The Melbourne declaration holds governments and political actors accountable, and explicitly points to their “obligation” to “ensure local civil society is adequately resourced, politically protected, globally connected and locally rooted”.
It calls for the “priorities, knowledge, language and political aims of those most affected by injustice” to shape the work of people across the gender-equality ecosystem.
Khanum is not an outlier but a statistic that the system has chosen not to count. One of the 61% of female workers in India’s non-agriculture sector employed informally, she is among the 80% of south Asian women who work outside formal protections.
She has no contract, no payslips and no access to the welfare schemes through which government money flows. As far as the state is concerned, she does not work at all.
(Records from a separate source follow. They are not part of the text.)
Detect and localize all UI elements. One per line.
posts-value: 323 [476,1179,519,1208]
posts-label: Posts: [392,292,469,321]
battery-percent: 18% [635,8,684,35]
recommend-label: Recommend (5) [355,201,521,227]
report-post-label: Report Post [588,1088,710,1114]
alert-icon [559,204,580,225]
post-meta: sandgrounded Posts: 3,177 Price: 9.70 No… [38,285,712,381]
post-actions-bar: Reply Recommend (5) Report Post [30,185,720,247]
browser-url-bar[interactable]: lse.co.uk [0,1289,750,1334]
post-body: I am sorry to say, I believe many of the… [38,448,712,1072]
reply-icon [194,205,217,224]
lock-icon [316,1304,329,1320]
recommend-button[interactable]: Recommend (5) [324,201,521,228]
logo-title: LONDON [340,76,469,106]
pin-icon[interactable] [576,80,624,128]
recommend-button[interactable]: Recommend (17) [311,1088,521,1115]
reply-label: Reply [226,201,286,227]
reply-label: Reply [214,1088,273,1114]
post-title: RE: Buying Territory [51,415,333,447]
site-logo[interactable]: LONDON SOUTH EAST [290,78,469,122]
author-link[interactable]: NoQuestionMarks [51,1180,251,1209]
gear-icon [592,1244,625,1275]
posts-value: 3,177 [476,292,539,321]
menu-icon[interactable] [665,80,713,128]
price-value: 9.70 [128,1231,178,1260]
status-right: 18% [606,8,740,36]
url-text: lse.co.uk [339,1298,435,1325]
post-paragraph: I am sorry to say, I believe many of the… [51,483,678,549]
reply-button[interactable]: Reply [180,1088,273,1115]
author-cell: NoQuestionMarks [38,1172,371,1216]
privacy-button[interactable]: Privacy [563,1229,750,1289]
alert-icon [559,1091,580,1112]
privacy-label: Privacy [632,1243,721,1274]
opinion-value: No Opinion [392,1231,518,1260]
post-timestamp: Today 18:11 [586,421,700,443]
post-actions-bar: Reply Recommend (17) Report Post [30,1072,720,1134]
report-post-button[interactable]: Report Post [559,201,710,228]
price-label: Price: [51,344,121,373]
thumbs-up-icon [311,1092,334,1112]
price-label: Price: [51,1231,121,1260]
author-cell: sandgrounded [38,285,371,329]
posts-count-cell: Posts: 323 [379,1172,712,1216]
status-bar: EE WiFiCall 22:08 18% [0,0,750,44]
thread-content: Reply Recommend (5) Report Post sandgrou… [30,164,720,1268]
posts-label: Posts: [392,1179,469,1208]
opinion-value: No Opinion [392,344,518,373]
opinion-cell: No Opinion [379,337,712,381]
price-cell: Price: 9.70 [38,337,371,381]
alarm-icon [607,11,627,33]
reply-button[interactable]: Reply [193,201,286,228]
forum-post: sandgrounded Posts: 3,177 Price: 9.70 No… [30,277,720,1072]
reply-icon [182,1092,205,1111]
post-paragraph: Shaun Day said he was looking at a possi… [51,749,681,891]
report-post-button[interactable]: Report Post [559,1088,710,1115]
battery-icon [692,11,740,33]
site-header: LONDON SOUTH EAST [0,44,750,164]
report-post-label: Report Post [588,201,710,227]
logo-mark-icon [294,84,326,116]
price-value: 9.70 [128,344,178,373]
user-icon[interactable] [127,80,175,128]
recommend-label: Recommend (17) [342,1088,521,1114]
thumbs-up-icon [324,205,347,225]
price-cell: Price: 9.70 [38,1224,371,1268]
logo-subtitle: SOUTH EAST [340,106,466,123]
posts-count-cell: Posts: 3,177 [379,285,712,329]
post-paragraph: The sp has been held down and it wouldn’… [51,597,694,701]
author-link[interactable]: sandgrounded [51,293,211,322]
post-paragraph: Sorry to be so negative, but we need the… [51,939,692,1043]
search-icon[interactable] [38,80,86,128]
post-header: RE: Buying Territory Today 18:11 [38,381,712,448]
The declaration is explicit about this gap. It holds governments accountable for ensuring that civil society is adequately resourced, politically protected and locally rooted. It calls for the priorities and lived realities of those most affected by injustice to shape the work of the gender-equality ecosystem. But this requires a system willing to see Khanum in the first place.
India’s government has made moves in the right direction. The e-Shram portal has registered more than 300 million informal workers, and pension schemes such as Pradhan Mantri Shram Yogi Maandhan (PM-SYM) exist for the unorganised sector.
But Khanum has not heard of them. The registration may exist but there is no outreach, so she remains invisible to the system. Even though the government acknowledges that about 45% of India’s GDP comes from this informal sector, this recognition has yet to translate into the sustained ground-level engagement that would make a difference to a 16-year-old in Yarab Nagar.
This is the faultline: the distance between commitment and reach. Maliha Khan, president and chief executive of Women Deliver, architects of the declaration, argues that holding leaders accountable must also mean ensuring that public systems recognise and respond to everyone’s reality.
To be sure, the mechanisms need to be practical, including direct funding to grassroots women’s rights organisations and worker-led collectives, partnerships with unions and informal worker networks, and ensuring that governments design policies with these people at the table.
Organisations such as Spandana – which works with adolescent girls in the gig economy to provide access to sexual and reproductive health facilities – come into the picture as bridging the gap between global frameworks and local realities. Grassroots civil society is a critical platform for reclaiming momentum, building alliances and safeguarding the future of gender justice.
The only way people such as Khanum will benefit from what the Melbourne declaration offers is through direct access to cash and healthcare. The best way to do that is either from on-the-ground organisations or by funding community health workers, strengthening healthcare systems and bringing informal workers into policy consultations.
To paraphrase Khan, at the end of the day, the declaration will be measured by whether it translates into policy, financing and practice, and whether it delivers change for women whose work has too often been invisible, undervalued and unprotected.
As applause filled the conference halls in Melbourne, I knew Khanum would be at her workbench rolling her 500th bidi of the day. She has not heard of the declaration. She does not know that somewhere far away people are arguing about whether systems such as the one that has failed her can be fixed. Her ambitions lie in getting better pay one day – and a proper toilet.